Since $P_e$ is a population size, the equilibria make physical sense only if they are positive. If $1- 5h$ is negative, then the second equilibrium is negative and doesn't make sense; in those cases, the only realistic equilibrium is $P_e=0$. If we harvest more than 20% of the population present at each time, then $h>0.2$ and $1-5h$ is negative. Such a large harvest rate will cause the population to die out. This conclusion makes sense. The low density growth rate (births minus natural deaths) is 20%, and the low density growth rate is the maximum growth rate (achieved only when the population is small and is far from the carrying capacity). If the harvest rate exceeds the low density growth rate, the population will dwindle away and disappear. In fact, even if the harvest rate is exactly 20%, then the second equilibrium is $P_e = 1000 (1 - 5(0.2)) = 0$, and the population will still die out.

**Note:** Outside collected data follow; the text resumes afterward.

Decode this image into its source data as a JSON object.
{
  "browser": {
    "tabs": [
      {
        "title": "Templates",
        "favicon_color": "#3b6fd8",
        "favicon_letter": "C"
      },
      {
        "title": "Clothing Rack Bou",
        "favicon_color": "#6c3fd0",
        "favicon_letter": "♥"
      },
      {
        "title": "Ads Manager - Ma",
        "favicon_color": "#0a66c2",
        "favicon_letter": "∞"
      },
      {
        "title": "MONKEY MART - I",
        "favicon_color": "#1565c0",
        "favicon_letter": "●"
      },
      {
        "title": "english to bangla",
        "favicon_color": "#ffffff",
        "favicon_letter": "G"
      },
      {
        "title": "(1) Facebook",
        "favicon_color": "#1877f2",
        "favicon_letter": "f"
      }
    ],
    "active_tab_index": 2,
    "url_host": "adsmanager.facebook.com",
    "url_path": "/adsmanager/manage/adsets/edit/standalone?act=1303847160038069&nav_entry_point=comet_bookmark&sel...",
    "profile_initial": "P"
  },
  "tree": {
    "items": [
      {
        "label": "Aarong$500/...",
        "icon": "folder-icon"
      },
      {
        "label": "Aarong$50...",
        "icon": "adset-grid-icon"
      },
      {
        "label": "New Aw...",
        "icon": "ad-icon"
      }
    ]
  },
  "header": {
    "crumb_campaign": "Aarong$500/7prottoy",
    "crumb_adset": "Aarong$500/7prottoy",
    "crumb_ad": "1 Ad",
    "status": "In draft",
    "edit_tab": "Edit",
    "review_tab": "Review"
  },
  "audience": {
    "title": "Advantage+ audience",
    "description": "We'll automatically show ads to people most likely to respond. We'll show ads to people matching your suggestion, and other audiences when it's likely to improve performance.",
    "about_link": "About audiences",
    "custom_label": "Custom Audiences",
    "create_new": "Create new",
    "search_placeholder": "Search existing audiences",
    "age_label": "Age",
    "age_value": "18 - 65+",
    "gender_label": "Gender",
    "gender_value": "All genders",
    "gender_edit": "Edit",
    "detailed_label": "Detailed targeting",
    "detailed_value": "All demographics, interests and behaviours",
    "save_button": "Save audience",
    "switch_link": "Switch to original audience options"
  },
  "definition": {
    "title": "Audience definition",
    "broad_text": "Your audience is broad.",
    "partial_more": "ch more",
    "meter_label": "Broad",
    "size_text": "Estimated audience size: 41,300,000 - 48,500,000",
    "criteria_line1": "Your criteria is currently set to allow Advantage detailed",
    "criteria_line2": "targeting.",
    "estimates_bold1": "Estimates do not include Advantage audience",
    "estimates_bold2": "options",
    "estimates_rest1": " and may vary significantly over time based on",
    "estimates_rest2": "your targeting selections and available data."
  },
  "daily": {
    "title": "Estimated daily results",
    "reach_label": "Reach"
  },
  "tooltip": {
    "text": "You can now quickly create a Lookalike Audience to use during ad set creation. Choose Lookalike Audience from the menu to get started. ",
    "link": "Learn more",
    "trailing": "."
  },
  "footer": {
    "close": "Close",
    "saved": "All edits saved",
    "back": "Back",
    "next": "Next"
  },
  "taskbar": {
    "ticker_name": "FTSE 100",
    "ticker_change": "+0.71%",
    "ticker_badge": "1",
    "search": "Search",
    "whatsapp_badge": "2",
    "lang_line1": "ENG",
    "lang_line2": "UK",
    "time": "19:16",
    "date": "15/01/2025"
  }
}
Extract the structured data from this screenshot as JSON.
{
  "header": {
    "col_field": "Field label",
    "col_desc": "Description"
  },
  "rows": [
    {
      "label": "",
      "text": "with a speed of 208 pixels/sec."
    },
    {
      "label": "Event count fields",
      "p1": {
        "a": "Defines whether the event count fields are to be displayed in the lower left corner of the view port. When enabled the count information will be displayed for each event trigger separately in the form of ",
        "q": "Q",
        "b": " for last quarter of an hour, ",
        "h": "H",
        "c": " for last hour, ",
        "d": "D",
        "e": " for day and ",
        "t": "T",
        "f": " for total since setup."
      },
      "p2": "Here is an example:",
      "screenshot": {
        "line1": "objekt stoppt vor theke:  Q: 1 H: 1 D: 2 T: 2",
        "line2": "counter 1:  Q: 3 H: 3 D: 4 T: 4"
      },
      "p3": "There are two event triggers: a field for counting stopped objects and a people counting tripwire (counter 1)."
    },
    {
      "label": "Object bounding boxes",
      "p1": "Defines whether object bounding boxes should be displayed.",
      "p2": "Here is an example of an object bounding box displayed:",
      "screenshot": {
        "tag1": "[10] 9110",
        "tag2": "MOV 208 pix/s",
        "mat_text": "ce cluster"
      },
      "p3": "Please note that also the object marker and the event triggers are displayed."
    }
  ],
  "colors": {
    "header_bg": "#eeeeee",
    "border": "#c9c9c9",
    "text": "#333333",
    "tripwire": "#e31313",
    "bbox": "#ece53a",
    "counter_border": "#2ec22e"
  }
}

To simplify the further analysis, let's normalize the equation by dividing equation \eqref{harvest_fraction} by the carrying capacity 1000.

We next normalize the initial equation by dividing by the carrying capacity: $\frac{P_{t}}{1000} - \frac{P_t}{1000} = 0.2 \frac{P_t}{1000} \left(1 - \frac{P_t}{1000} \right) - h \frac{P_t}{1000}.$ Then, letting $p_t=P_t/1000$, we can write the dynamical system for $p_t$ as \begin{align} p_0 & = 1 \notag\\ p_{t+1} - p_t & = 0.2 p_t \left(1 - p_t \right) - h p_t \label{harvest_fraction_normalized} \end{align}

This normalization just replaces the carrying capacity by the number 1. We perform this normalization to show that the value of the carrying capacity doesn't play an important role in determining the dynamics. If the carrying capacity had been a number other than 1000, we could have divided by that number, and the end result would be the same equation.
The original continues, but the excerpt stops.